For the unindoctrinated, a wedding registry is simply a societally sanctioned way for couples to tell their closest friends and family, "Here's a list of everything we want you to buy us."
Yet the custom cannot be blamed on modern consumer culture. In fact, according to the Bride's Book of Wedding Traditions, the first recorded instance of a bridal registry was at a Minnesota store in 1901. Department stores like Chicago's Marshall Fields came soon after, offering registries as a way for engaged couples to share their preferred china pattern with family and friends. In 1958, Williams-Sonoma got into the act, helping turn couples' attention to everyday items, too.
Today, there is an entire Wedding Industrial Complex devoted to making couples feel insecure unless they opt for jumbo-sized marital loot.

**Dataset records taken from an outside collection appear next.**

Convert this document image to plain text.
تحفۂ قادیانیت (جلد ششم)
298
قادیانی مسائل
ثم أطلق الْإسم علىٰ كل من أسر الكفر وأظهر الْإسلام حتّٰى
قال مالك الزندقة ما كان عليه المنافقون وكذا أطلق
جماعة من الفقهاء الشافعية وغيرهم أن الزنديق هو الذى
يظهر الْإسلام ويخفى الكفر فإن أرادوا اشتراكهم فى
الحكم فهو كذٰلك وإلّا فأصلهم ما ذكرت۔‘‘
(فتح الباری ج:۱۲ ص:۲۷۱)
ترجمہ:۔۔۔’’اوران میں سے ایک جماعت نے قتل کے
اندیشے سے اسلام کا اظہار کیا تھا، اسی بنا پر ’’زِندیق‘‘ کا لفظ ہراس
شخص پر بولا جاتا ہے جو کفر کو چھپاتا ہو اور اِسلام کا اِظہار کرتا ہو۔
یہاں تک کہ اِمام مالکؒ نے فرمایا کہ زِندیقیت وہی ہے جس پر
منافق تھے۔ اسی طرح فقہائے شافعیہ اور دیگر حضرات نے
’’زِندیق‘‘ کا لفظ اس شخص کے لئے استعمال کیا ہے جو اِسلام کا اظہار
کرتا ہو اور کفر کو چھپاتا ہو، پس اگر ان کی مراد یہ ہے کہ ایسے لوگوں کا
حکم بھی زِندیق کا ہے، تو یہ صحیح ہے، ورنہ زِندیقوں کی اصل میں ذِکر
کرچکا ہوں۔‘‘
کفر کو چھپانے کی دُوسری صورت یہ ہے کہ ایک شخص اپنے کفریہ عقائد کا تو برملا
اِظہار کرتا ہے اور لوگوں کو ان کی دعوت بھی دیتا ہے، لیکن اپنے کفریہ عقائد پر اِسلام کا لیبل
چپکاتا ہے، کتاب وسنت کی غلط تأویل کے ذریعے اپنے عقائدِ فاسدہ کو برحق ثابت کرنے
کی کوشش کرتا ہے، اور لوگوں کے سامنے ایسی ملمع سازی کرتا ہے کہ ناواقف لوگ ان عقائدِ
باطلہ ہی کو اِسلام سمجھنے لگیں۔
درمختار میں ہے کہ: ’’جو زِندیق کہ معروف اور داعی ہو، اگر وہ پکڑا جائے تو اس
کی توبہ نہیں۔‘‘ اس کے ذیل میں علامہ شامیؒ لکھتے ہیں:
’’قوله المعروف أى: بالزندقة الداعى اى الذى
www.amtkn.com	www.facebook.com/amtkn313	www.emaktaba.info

Countless magazines, Web sites and blogs provide readers with long lists of "must have" items for newlywed life.
Stores ranging from your local cookware shop to Crate & Barrel hold exclusive events where brides and grooms can zap a scanning gun at merchandise without the disruption of other shoppers. Web sites enable a bride to monitor her registry 24 hours a day, allowing her to adjust with a few simple clicks if guests need more choices or if she changes her mind about the pasta maker.
Couples are no longer confined to cookware and department stores for registries. They can make statements about their identities to wedding guests by adding less standard items to their wish lists, such as camping gear, tools, furniture, and even home electronics (His and hers towels are passe. Today's newlyweds want his and hers iPods).